Sat, August 8, 8:30 to 10:10am PDT (8:30 to 10:10am PDT), Hilton San Francisco Union Square, Floor: 4th Floor, Union Square 5

Abstract

This paper introduces a new regression model for a categorical dependent variable. The new model has following two distinct merits.
First, if the pattern of association between the dependent variable having ordered categories and a set of its predictors reveal latent non-equidistant spacing among categories of the dependent variable the model characterizes data more adequately than two kinds of ordered logit models, the cumulative logit model and the adjacent logit model, both of which assume equidistance spacing among categories of the dependent variable by making the proportional odds assumption.
Second, when the dependent categorical variable does not have any intrinsic order among its categories but has a major latent unidimensional hierarchy among its categories in its form of dependence on the set of predictors, the model can identify the characteristics of the latent hierarchy and can assess how the predictor variables affect that dimension of hierarchy.
The new model assumes a latent class variable as a mediator of the dependent variable and its covariates.
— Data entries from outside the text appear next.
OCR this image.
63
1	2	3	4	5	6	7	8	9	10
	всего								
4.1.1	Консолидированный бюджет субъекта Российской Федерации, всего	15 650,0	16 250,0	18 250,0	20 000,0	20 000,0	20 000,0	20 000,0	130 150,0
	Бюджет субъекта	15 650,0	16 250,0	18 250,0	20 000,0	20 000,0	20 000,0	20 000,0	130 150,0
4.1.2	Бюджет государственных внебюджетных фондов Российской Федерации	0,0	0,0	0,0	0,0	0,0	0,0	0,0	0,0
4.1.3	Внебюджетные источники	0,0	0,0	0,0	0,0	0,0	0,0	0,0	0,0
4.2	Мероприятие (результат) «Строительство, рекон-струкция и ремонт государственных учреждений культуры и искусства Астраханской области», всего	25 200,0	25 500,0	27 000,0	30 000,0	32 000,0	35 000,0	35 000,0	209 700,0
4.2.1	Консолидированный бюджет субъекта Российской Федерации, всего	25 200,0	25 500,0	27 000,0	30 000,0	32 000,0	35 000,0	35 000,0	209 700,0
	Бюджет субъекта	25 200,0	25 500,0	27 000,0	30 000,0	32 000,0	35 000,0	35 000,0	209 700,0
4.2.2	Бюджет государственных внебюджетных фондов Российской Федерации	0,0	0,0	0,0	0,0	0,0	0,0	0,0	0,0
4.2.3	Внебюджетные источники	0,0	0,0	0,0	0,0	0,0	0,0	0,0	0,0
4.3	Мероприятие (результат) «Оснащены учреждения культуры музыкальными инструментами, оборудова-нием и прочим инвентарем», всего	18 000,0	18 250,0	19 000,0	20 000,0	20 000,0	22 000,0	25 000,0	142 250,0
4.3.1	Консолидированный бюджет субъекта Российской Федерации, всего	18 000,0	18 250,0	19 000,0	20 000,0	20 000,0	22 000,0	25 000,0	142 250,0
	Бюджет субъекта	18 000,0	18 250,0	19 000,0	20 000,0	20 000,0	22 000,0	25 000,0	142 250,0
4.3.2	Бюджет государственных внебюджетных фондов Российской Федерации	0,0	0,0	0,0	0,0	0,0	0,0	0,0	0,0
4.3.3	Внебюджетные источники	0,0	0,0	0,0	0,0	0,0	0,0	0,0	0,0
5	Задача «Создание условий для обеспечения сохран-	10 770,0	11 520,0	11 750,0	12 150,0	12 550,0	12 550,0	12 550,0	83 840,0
The simplest model, which we will refer to as the latent ordered logit model, assumes that covariates affect the dependent variable only indirectly through the latent class variable. The extended model assumes that some covariates affect the dependent variable directly while others affect the dependent variable indirectly through the latent class variable. The latter model is a mixture of the latent ordered logit model and the multinomial logit model. We can select the best-fitting mixed model for a given set of covariates.
This paper introduces two applications, one for each of the two purposes of use for the new model. One focuses on the determinants of abortion attitudes, and the other focuses on the determinants of a latent occupational status. The data of General Social Surveys are employed for both applications.